Caritas also provides opportunities for women to have their hair done, which is so important for a sense of well-being. It is a moment when they feel cared for.

We also stopped by a feeding and nursery program for little ones. The children were gobbling their food and asking for more. Their smiles were precious and they seemed to enjoy interacting with us. Upstairs some of the littlest ones were taking naps, but of course they were eager to meet visitors and show off their toys. These youngsters were from marginalized families not able to receive other assistance.

We enjoyed a marvelous Cuban lunch with the staff of Caritas Cuba. Their ability and skills are obvious and their passion for the work impressive.

Immaculate Conception Cathedral in Havana is seen illuminated by Italian artist Gaspare Di Caro March 25. (CNS photo/Jorge Silva, Reuters)

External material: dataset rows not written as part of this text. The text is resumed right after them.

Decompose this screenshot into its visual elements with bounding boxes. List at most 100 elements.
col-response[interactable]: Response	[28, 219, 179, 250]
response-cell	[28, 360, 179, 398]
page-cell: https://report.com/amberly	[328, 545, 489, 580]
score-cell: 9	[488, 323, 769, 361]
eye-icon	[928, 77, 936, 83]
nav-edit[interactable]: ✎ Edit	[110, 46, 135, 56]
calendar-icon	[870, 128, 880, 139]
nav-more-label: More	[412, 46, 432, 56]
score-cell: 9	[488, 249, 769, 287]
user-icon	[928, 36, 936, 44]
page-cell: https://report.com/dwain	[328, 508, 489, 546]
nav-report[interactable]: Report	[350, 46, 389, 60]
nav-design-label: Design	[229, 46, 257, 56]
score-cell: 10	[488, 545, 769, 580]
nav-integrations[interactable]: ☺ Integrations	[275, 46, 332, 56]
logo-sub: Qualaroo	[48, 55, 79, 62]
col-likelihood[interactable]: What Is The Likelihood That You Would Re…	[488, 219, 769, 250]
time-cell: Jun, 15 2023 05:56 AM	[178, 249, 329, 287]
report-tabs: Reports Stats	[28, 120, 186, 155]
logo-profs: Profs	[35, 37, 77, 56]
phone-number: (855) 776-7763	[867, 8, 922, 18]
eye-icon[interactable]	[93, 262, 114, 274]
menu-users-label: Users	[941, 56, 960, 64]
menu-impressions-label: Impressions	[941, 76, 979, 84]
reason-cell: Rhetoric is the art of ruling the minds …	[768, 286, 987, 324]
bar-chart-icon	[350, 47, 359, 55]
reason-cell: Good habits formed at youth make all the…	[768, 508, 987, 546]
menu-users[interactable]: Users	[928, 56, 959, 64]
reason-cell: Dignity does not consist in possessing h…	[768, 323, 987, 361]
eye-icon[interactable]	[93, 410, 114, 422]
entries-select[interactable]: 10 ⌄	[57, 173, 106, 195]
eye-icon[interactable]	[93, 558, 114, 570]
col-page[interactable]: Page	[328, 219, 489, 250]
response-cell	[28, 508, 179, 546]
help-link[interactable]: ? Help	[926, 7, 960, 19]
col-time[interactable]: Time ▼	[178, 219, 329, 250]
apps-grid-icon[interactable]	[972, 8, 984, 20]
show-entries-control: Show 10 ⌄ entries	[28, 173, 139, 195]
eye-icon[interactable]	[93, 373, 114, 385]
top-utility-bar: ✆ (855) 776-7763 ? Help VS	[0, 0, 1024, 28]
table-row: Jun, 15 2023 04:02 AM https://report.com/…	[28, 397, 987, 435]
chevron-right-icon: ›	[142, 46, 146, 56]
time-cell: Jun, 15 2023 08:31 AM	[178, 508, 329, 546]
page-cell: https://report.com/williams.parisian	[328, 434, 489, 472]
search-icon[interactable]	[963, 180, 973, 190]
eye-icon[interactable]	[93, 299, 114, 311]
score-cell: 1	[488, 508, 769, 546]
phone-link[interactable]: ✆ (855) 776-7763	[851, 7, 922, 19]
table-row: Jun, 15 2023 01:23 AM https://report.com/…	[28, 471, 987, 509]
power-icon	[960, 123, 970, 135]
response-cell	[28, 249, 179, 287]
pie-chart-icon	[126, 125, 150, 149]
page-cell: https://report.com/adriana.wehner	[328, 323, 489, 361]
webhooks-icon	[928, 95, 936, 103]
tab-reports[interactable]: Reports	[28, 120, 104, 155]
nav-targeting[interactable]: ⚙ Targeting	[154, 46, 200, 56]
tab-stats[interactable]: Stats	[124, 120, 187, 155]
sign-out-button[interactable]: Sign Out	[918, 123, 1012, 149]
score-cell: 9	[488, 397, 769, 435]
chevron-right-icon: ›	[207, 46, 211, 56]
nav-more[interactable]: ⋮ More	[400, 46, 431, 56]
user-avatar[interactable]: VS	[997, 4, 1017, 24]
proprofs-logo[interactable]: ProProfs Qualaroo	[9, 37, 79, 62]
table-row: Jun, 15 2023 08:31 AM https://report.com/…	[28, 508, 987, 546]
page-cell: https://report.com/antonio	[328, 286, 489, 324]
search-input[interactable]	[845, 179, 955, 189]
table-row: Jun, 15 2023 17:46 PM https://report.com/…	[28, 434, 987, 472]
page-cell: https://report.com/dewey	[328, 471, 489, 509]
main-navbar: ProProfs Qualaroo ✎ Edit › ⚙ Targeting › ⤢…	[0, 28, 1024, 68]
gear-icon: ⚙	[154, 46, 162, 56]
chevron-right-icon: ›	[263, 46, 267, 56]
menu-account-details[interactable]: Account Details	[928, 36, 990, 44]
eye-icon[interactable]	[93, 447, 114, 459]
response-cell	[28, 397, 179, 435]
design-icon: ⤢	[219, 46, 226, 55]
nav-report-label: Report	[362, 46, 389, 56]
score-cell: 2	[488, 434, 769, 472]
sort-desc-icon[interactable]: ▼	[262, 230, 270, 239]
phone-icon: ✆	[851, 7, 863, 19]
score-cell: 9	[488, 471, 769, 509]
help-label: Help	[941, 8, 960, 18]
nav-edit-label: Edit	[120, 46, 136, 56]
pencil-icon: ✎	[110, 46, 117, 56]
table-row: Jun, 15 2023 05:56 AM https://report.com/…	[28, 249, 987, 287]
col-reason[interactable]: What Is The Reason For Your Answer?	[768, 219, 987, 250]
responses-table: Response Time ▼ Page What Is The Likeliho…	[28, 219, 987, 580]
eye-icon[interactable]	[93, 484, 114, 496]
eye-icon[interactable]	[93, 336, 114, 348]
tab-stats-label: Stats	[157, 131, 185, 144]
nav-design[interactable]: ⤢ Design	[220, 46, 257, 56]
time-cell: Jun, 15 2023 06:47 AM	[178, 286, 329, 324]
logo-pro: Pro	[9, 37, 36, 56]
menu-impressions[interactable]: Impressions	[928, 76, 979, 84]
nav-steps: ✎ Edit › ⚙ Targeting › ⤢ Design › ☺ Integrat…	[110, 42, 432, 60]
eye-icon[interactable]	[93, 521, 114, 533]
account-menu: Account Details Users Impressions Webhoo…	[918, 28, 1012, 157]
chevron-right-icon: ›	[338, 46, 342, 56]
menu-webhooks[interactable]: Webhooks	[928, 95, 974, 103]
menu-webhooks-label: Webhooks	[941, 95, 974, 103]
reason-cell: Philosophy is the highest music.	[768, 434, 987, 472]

After lunch Miguel Angel, who works with the HIV program, took us on a tour of the city. Havana is an amazing city. Marvelous architecture graces its neighborhoods. Gracious buildings with pillars and columns adorned with impressive designs can be seen all over Old Havana. Some areas are in the process of being renovated with UNESCO funds. One can see everywhere glimpses of a grand city that has fallen into disarray. Several of the large plazas have been restored and are impressive, but right next door are streets and buildings that are disastrous.

Immaculate Conception Cathedral in Havana is marvelous, a beautiful place of worship. But there is a serious lack of priests in Cuba. A new seminary has been built on the outskirts of Havana, but only about half of the priests in Cuba are native. Others come from around the world, not unlike our situation in the Diocese of Tucson. Some of the churches in Old Havana are no longer churches but turned over for other purposes.

Most billboards around the city are political in nature, calling for more socialism. Only recently has the government allowed people to buy and sell cars and property. Lack of that right gave people no incentive to take care of their property. Around the streets you see old Soviet cars and vintage American cars, often used as taxis. The old city, despite the challenges, has a marvelous charm. One can see why many tourists visit Cuba, even though for U.S. citizens, tourist travel is illegal and visits for other reasons are difficult.

We visited the fort and harbor area, which offers a great view of the very impressive Havana skyline. The harbor is large and beautiful. It still has a hand-operated lighthouse, where a man attends to the light personally.

We enjoyed supper at a local restaurant. The rice and black beans are very nutritious. Sleep came easy after a long but productive day.